Simulates a serverless IoT data processing pipeline using the following AWS services:
- Kinesis (Firehose, Streams & Analytics)
- CloudFormation
- Athena
- Lambda
- SNS
- S3
- IAM
Notably absent from this list is AWS IoT - given that the focus is on data processing, this demo architecture "short circuits" the data flow and goes right from the data producer script directly to a Kinesis Firehose delivery stream. IRL, you would have AWS IoT as your message broker / security guard / life coach :)
The data generator scripts assume a few things:
- You have Python 2.7 installed
- You have boto3 installed
- You have your AWS credentials configured locally and those credentials can put records to your Kinesis Firehose delivery stream
- Deploy CloudFormation template - note the outputs
- Provide an email address that you own, as this is where you will receive anomaly detection alerts. You'll be sent a subscription confirmation email - make sure to confirm.
- update settings.py to point to your Firehose delivery stream
- start the data generator script (not the generate single anomaly script)
- after a minute or so, you should see data populating in your S3 bucket, organized by time
- in the Kinesis Analytics console (Kinesis -> Go to Analytics), create a new application
- Provide some name that is meaningful to you
- Define your source as the Firehouse delivery stream, using the IAM role created for Kinesis Analytics by CloudFormation
- in the SQL editor, cut & paste the SQL from kinesis_analytics_anomaly_detection.SQL - this code uses the random cut forest function to calculate an anomaly score for each data record
- Set the Kinesis stream as the destination
- In the Lambda console, set the trigger for your lambda function to the Kinesis anomaly stream, with a batch size of 1.

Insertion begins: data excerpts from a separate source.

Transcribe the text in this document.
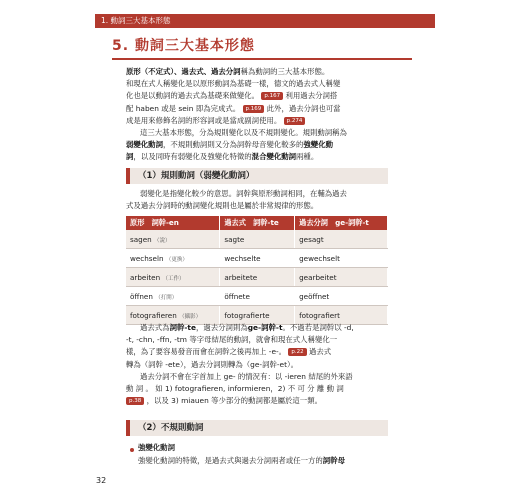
1. 動詞三大基本形態
5. 動詞三大基本形態
原形（不定式）、過去式、過去分詞稱為動詞的三大基本形態。
和現在式人稱變化是以原形動詞為基礎一樣，德文的過去式人稱變
化也是以動詞的過去式為基礎來做變化。 p.167 利用過去分詞搭
配 haben 或是 sein 即為完成式。 p.169 此外，過去分詞也可當
成是用來修飾名詞的形容詞或是當成副詞使用。 p.274
這三大基本形態，分為規則變化以及不規則變化。規則動詞稱為
弱變化動詞，不規則動詞則又分為詞幹母音變化較多的強變化動
詞，以及同時有弱變化及強變化特徵的混合變化動詞兩種。
（1）規則動詞（弱變化動詞）
弱變化是指變化較少的意思。詞幹與原形動詞相同，在輔為過去
式及過去分詞時的動詞變化規則也是屬於非常規律的形態。
原形　詞幹-en	過去式　詞幹-te	過去分詞　ge-詞幹-t
sagen （說）	sagte	gesagt
wechseln （更換）	wechselte	gewechselt
arbeiten （工作）	arbeitete	gearbeitet
öffnen （打開）	öffnete	geöffnet
fotografieren （攝影）	fotografierte	fotografiert
過去式為詞幹-te，過去分詞則為ge-詞幹-t。不過若是詞幹以 -d,
-t, -chn, -ffn, -tm 等字母結尾的動詞，就會和現在式人稱變化一
樣，為了要容易發音而會在詞幹之後再加上 -e-。 p.22 過去式
轉為（詞幹 -ete），過去分詞則轉為（ge-詞幹-et）。
過去分詞不會在字首加上 ge- 的情況有：以 -ieren 結尾的外來語
動 詞 。 如 1) fotografieren, informieren，2) 不 可 分 離 動 詞
p.38 ，以及 3) miauen 等少部分的動詞都是屬於這一類。
（2）不規則動詞
強變化動詞
強變化動詞的特徵，是過去式與過去分詞兩者或任一方的詞幹母
32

- Run the generate_single_anomaly python script once - confirm you received an email alerting you to an anomaly. You can run this as many times as you like, but make sure to give about a minute or so between executions to make sure that the anomalies don't become the norm. You can play around with the sensitivity / time decay in the Kinesis Analytics SQL console.
- All this time, data has been accumulating in your S3 bucket. Time to run some interactive queries against it.

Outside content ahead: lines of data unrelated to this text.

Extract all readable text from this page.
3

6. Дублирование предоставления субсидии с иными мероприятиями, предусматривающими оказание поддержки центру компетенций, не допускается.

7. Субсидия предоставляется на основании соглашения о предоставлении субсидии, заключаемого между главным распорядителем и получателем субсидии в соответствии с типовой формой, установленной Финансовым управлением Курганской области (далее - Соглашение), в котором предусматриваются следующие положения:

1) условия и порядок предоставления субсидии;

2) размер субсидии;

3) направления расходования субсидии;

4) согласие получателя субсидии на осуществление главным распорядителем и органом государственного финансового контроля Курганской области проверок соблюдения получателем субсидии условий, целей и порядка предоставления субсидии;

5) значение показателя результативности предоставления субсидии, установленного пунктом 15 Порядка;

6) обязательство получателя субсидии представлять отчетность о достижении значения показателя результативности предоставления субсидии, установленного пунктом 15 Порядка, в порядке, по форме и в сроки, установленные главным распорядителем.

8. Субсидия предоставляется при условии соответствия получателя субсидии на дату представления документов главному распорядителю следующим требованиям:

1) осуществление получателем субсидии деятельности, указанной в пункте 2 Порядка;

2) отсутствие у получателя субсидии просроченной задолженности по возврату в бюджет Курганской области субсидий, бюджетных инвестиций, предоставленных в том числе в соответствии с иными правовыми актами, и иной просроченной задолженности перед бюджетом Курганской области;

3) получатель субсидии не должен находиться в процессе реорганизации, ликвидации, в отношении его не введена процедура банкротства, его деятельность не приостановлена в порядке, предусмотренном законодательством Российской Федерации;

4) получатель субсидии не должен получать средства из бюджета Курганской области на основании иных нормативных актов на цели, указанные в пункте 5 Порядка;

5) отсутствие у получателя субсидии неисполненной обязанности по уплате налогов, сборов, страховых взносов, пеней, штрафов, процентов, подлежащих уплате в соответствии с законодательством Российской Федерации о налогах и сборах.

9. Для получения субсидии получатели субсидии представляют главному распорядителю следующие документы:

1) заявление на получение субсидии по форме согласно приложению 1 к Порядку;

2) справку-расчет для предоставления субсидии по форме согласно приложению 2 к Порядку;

- In the Athena console, go to the Catalog Manager tab.
- Click on 'Add table'.
- Create a new database, naming it whatever you want, also providing a name for the table.
- The location of your dataset will be s3:// + your S3 bucket name with a trailing /
- Use JSON as data format.
- There are 3 columns to create:
- deviceId - string
- sensorReading - smallint
- readingTimestamp - timestamp
- Skip partitioning and create table.
- Query your data! Some examples are in athena-examples.sql